The provision does not prevent companies from using minerals mined in countries undergoing conflict, but instead requires that they disclose the use of such minerals to the Securities and Exchange Commission (SEC). For the defense industry, where individual components can have a dozen independent contractors, verifying the source of minerals for all of those contractors is an intimidating undertaking.

Initially, several business groups fought the requirement, including the Chamber of Commerce and the National Association of Manufacturers. But an injunction wasn’t granted, and a successful appeal doesn’t look likely, said Christian Marrone, vice president of the Aerospace Industry Association’s (AIA) national security and acquisition policy group.

“If this were the stages of grief, we’re at acceptance,” he said.

Marrone said the association isn’t focused on fighting the provision, which was the basis for an SEC rule, but rather helping members understand how the rule will work and sorting out its mechanics. To that end, AIA plans to send questions to the SEC to try to clarify how the system will work.

The rule, specifically designed to address concerns about minerals mined in the Democratic Republic of the Congo that have fueled years of conflict, applies only to publicly traded companies, which means many contractors in the defense industry won’t be required to file a report on the origin of the minerals they use. That creates something of a problem for prime contractors in particular, because they must get information from privately held subcontractors in order to verify the origin of all the minerals in the systems they acquire.

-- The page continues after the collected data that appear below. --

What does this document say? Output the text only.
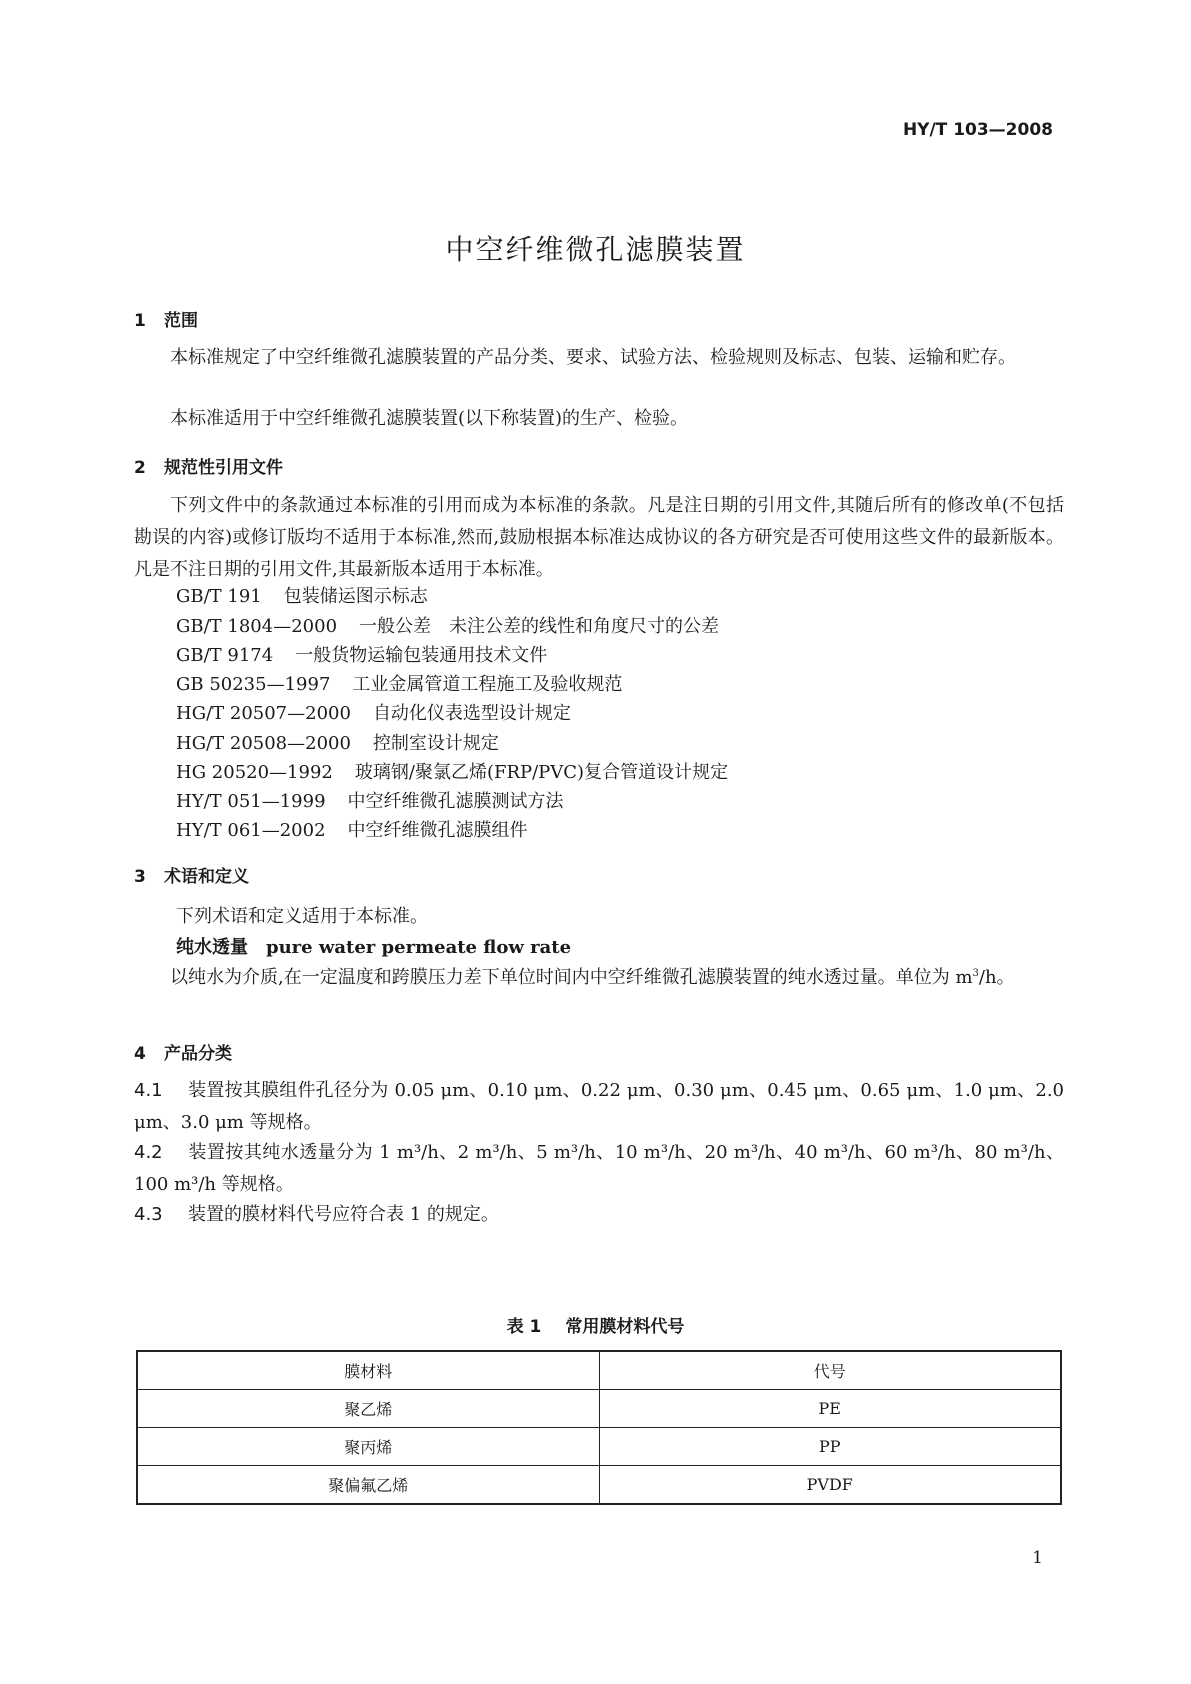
HY/T 103—2008
中空纤维微孔滤膜装置
1 范围
本标准规定了中空纤维微孔滤膜装置的产品分类、要求、试验方法、检验规则及标志、包装、运输和贮存。
本标准适用于中空纤维微孔滤膜装置(以下称装置)的生产、检验。
2 规范性引用文件
下列文件中的条款通过本标准的引用而成为本标准的条款。凡是注日期的引用文件,其随后所有的修改单(不包括勘误的内容)或修订版均不适用于本标准,然而,鼓励根据本标准达成协议的各方研究是否可使用这些文件的最新版本。凡是不注日期的引用文件,其最新版本适用于本标准。
GB/T 191 包装储运图示标志
GB/T 1804—2000 一般公差　未注公差的线性和角度尺寸的公差
GB/T 9174 一般货物运输包装通用技术文件
GB 50235—1997 工业金属管道工程施工及验收规范
HG/T 20507—2000 自动化仪表选型设计规定
HG/T 20508—2000 控制室设计规定
HG 20520—1992 玻璃钢/聚氯乙烯(FRP/PVC)复合管道设计规定
HY/T 051—1999 中空纤维微孔滤膜测试方法
HY/T 061—2002 中空纤维微孔滤膜组件
3 术语和定义
下列术语和定义适用于本标准。
纯水透量 pure water permeate flow rate
以纯水为介质,在一定温度和跨膜压力差下单位时间内中空纤维微孔滤膜装置的纯水透过量。单位为 $m^3/h$。
4 产品分类
4.1 装置按其膜组件孔径分为 0.05 μm、0.10 μm、0.22 μm、0.30 μm、0.45 μm、0.65 μm、1.0 μm、2.0 μm、3.0 μm 等规格。
4.2 装置按其纯水透量分为 1 m³/h、2 m³/h、5 m³/h、10 m³/h、20 m³/h、40 m³/h、60 m³/h、80 m³/h、100 m³/h 等规格。
4.3 装置的膜材料代号应符合表 1 的规定。
表 1 常用膜材料代号
膜材料	代号
聚乙烯	PE
聚丙烯	PP
聚偏氟乙烯	PVDF
1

“When they ask those questions, a lot of the supply chain is private, so how do you compel those individuals to supply that information when they’re not required to?” asked Micah Edmond, assistant vice president for industrial base policy at AIA.

Edmond said that while the May deadline is fast approaching, companies do have a means to give themselves more time. If they file and say that they essentially don’t know the origin of all of the minerals in the supply chain, they can get an extension that will last another year or two, he said.

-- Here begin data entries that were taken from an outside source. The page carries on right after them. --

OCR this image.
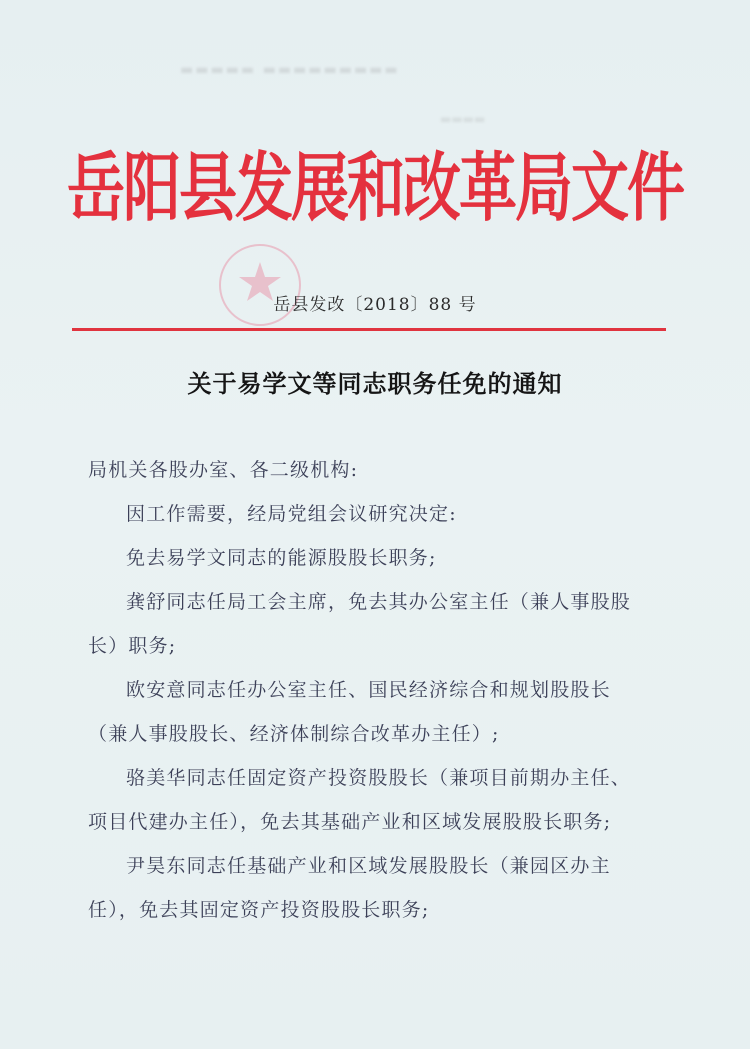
▬▬▬▬▬ ▬▬▬▬▬▬▬▬▬
▬▬▬▬
岳阳县发展和改革局文件
岳县发改〔2018〕88 号
关于易学文等同志职务任免的通知
局机关各股办室、各二级机构:
因工作需要，经局党组会议研究决定:
免去易学文同志的能源股股长职务;
龚舒同志任局工会主席，免去其办公室主任（兼人事股股
长）职务;
欧安意同志任办公室主任、国民经济综合和规划股股长
（兼人事股股长、经济体制综合改革办主任）;
骆美华同志任固定资产投资股股长（兼项目前期办主任、
项目代建办主任），免去其基础产业和区域发展股股长职务;
尹昊东同志任基础产业和区域发展股股长（兼园区办主
任），免去其固定资产投资股股长职务;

Exact numbers on how much compliance will cost and how many companies will be affected are difficult to calculate given uncertainty surrounding implementation of the rule. Some estimates put the cost in the billions for the defense industry alone, and the number of companies affected in the hundreds of thousands.

Despite those costs, the rule serves an important purpose, according to Rep. Jim McDermott, D-Wash., one of the men behind the clause in the House version of the Dodd-Frank Act.

“None of the authors wanted to create undue burden on business, but any discussion of costs would be remiss without including the high human cost of inaction,” he said in a statement provided by his office. “More than 5 million people have been killed in the Democratic Republic of Congo’s civil war. The mining and trade of these minerals has driven the war for over a decade. Manufacturers understand the supply chain and asking them to obtain a certificate is not an undue burden, especially if it will help cut off the funding for rebel groups and put an end to the millions of deaths, untold number of rapes, and slavery of mine workers.”

McDermott pointed to the need to give purchasers visibility on mineral sourcing.

“The law we passed creates the transparency that consumers and investors deserve and will hopefully move the minerals industry to cleaner sources and curb some of the devastation the conflict has left in its wake,” he said.

How a product is built and sourced does seem to have an impact on the consumer market, as seen in the backlash surrounding certain issues with Apple’s supply chain in the last couple of years. Whether those sourcing issues would cause market problems for companies that build products specifically designed to cause death is another question.

Marrone said industry agrees with the intent of the law, but that it forces companies to swallow what may be a large cost in the middle of a budget-cutting environment already causing fiscal pressures.

“I don’t think you’ll find anyone who disagrees with the idea, but it has unintended consequences,” he said. “If you’d done a cost-benefit analysis you probably wouldn’t have done this.”